P.S. I'm just kidding about myspace being dead. It's a very cool way to check out new bands, or music in general. It's there for whatever one wants to use it for, and that is a cool thing. You will notice that Twitter hasn't been mentioned much in this post. I adore this social media outlet by the way. But Twitter is simple. If you don't like that 140 character update you read, just click Unfollow. I love my twitterites, they're pretty awesome.

6 comments:

Serenity said...

I developed this theory when I was a little bit younger, that when people said "You're such an honest person who always speaks her mind", what they were actually saying was "You're kinda mean." Because we tend to admire the most negative people as the only ones being truthful. And I thought, why can't we all just work on being better people so that when our truth comes out, it's marinated in things like compassion and kindness and optimism?

This is why I admire a person who knows when to shut up, basically. It was very freeing to me to realize I didn't have to share all the most negative things. It's okay to answer "great" when a person says "how are you" and you know they're merely passing on a greeting and don't need to know that you cried that day because you're out of gas money and you stubbed your toe.

I'm also fairly often stifled by this quote: “The things that we feel most deeply we ought to learn to be silent about, at least until we have talked them over thoroughly with God.” by Elisabeth Elliot. This is exactly what I feel you've done here. You thought carefully about these things before you wrote them. You wrote them well. And no one can doubt that you love them but you won't join in their ex, boss, or children bashing. And you don't, for God's sake, want to buy them a tractor.

Excellent post. And I love twitter too.

Anonymous said...

I absolutely love the fact that I have you in my corner. My corner is lovely, everyone gets along, and no one asks me to buy them a tractor.

PS when I got to "stubbed your toe" I seriously lol'd.
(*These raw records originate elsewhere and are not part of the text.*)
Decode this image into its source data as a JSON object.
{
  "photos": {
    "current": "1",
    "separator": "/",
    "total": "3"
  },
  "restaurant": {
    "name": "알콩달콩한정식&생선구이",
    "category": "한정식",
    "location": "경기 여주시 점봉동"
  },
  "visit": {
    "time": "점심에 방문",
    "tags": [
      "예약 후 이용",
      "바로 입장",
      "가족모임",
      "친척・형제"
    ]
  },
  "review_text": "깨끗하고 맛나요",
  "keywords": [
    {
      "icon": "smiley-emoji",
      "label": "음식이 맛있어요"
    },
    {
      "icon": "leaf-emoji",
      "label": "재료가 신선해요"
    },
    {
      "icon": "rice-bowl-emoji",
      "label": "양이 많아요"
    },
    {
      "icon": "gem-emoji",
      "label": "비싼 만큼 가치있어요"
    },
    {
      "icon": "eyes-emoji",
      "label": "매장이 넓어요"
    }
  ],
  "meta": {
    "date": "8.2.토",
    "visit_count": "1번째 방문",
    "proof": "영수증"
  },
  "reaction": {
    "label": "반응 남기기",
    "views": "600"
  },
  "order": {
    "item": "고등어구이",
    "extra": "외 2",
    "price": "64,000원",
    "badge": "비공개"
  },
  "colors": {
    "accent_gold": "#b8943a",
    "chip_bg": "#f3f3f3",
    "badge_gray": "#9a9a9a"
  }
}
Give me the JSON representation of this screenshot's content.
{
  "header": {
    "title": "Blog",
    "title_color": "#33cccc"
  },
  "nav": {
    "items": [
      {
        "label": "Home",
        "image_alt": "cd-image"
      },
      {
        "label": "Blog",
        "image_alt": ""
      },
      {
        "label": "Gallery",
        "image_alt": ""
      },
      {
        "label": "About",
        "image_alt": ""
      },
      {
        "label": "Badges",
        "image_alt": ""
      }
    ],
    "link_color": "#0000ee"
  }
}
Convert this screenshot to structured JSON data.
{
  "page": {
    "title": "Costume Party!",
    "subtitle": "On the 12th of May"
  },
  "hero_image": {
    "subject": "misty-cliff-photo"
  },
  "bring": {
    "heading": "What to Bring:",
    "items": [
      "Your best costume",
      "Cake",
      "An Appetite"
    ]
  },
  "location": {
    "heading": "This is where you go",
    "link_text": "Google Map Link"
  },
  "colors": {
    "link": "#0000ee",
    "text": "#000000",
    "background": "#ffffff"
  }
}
Thanks Seren, for your undying support =)

Doug Moore said...

None of my status udates are listed and I don't bash my (soon to be) ex or kids, so I think I'm safe. BTW I understand how you feel, some posters really get on my nerves. The worst one for me is the one who status updates every single little thing they do, all day, everyday. TMI in a big way. I don't need to konw all of that lol. I always try to read my status updates and see how others will read my comments. I try to be thoughtful in my posts, and there is ALWAYS a reason for me posting. It's not always obvious what my reason is, but there is always a deeper meaning to everything I write.

Anonymous said...

I'm glad you stopped by Doug, the one thing I think I left out of this post that I should have clarified is: when it comes to the "ex" piece, those people are no longer on my friends list. You are most definitely NOT in any of these categories. Your posts are thoughtful, uplifting, and quite funny at times. I've alwasys enjoyed them. =)

Sage Thunderbolt said...

Very well said, Tiffany. I thoroughly enjoyed reading your blog on opinion and really do feel the world would be a better place if everyone would exercise, when the time is appropriate, use of filters and we would all get along cordially. However the truth of the matter is, it unfortunately continues to happen and we can only do our best as to not feed into the temptation..

Anonymous said...

lets see if I can comment my own blog one time with no typos shall we? (ell oh ell) Mkey G (aka sage) , "lead us not into temptation, but deliver us from evil" indeed, eh?